A 58 usually is rated at 1000 cfm. Assume the 48 will support 600 cfm. If your engine at top RPM only demands 600 cfm, adding the 58 will not flow more. It will only flow what the engine sucks in, no more. Now the problem you run into is throttle resolution. If the 48 flows 600 at WOT, the 58 may flow that same 600 at 3/4 throttle. This essentially makes the top quarter of the pedal dead. A lot of people think a 58 helps and they claim they feel it. In fact the useful 3/4 of the pedal will respond with more power than they previously did, but the useful pedal travel is smaller. So 1/2 throttle might feel faster, but it's the equivelent of 3/4 throttle previously. In short it's harder to give it a little air.
So what I'm say is this, don't ditch the 58 if you don't want to. It isn't hurting anything, it's just making your throttle less accurate. As such my guess would be like the others have mentioned, the issue is in the fuel.
Check your cat to see if it clogged and adjust your fuel pressure to try and eliminate the overly rich condition that you mention. Scan your O2 sensor while you have your car floored and try and get your 02 voltage between .850 and .900 for max power.
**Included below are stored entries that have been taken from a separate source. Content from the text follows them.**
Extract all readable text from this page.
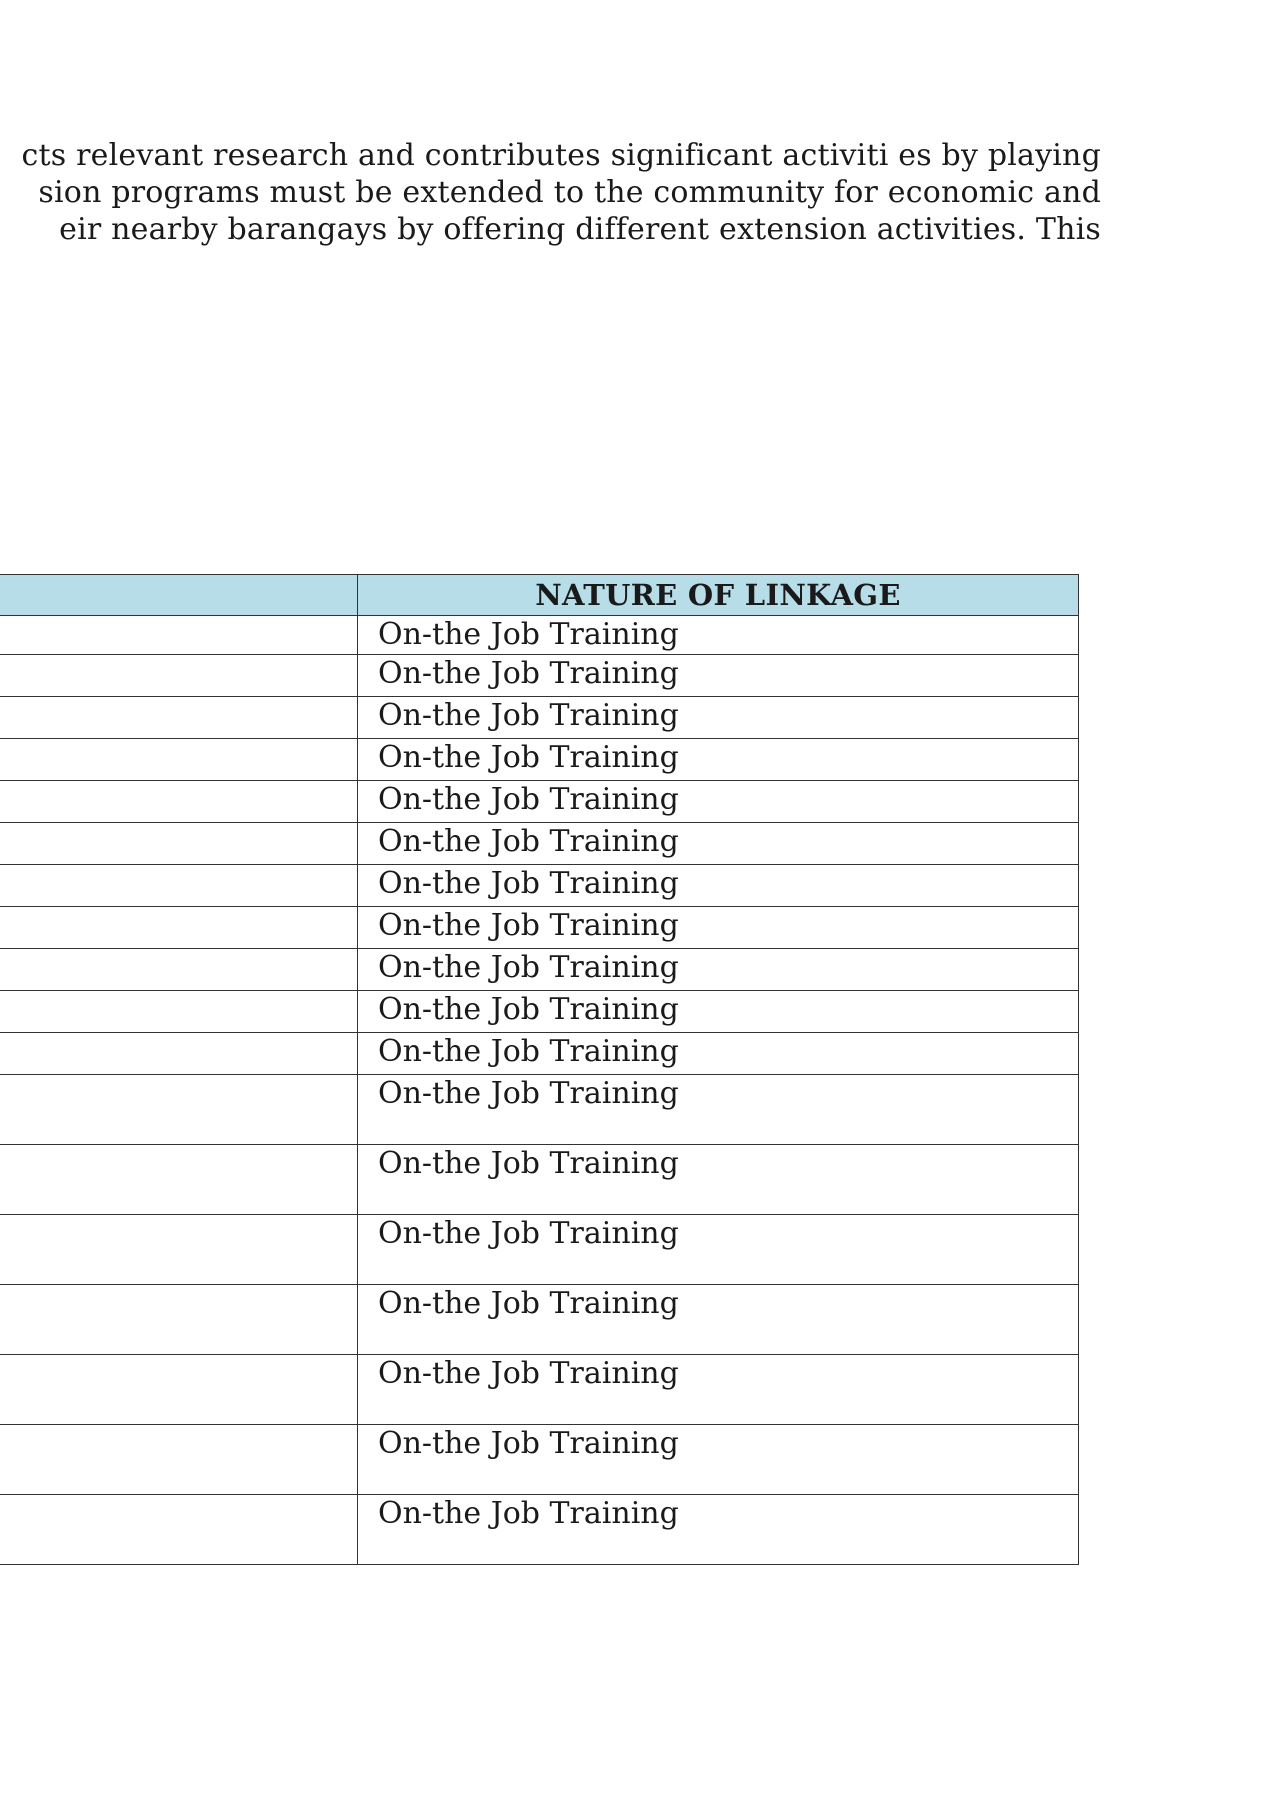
cts relevant research and contributes significant activiti es by playing
sion programs must be extended to the community for economic and
eir nearby barangays by offering different extension activities. This

	NATURE OF LINKAGE
	On-the Job Training
	On-the Job Training
	On-the Job Training
	On-the Job Training
	On-the Job Training
	On-the Job Training
	On-the Job Training
	On-the Job Training
	On-the Job Training
	On-the Job Training
	On-the Job Training
	On-the Job Training
	On-the Job Training
	On-the Job Training
	On-the Job Training
	On-the Job Training
	On-the Job Training
	On-the Job Training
Contrary to popular belief, a fuel injected TPI car is not effected by a throttle body that is larger then needed. At full throttle the air limiting pieces of a TPI car are the intake manifold and runners. When you floor the throttle with either the 48 MM stock throttle body or the 58 MM aftermarket throttle body the plenium drops to a near zero vacuum level, the amount of air entering through the throttle body will be virtually the same with either throttle body. Since the TPI system is a dry flow system you do not need air velocity through the throttle body to get good performance. What you need is air velocity in the runners and intake manifold, and you will have very similar air velocities through the runners and intake manifold with either throttle body. The fuel is injected at the entrance to the cylinder heads which is not being to be effected by the throttle body. If you have a very high flowing TPI system some performance can be gained if the throttle body is increased to 58 MM but you will not loss performance on a stock TPI with a large 58 MM throttle body you just won't gain any performance. You may not believe what I have just written, but if you do some research you will find out that John Lingenfelter book on modifying small block chevy's will also support this position. Keep your 58 MM throttle body and look for some other problems.
I have to disagree to a point about the 58mm TB not hurting performance on a rather stock L98. The fuel/spark matrices tables have TPS vs MAF/MAP look-ups when at tip-in, off idle and part throttle while in closed loop. The 58mm TB allows a substantial additional flow at throttle tip-in and part-throttle compared with the OEM 48mm unit. This equates to a lower TPS signal, for a given MAF signal level. It also allow a larger inlet charge of air, per a given tip-in enrichment constant, this can make the A/F screwy. This also produces a lower than expected TPS signal compared to the O2’s Voltage/cross-over counts. In open loop this can cause stumbles/hesitation on tip-in, and when in closed loop is causing a lot of extra ECM/PCM state changes, which requires more dynamic control over the spark/fuel control. This increased adaptive spark/fuel control, is just more teeter-totter of under & over shoots of optimal control the ECM/PCM has to perform!
Although at open loop WOT, the ECM/PCM is ignoring a lot of sensors, and relying on look-up tables. So as long as the injector pulse width/flow constant, injector size, fuel PSI is correct per a given rpm, all is well and the A/F is good. It’s all about how much of an error margin of operation you want the ECM/PCM to deal with. The more error, the sloppier the dynamic response gets. Just my 2-cents!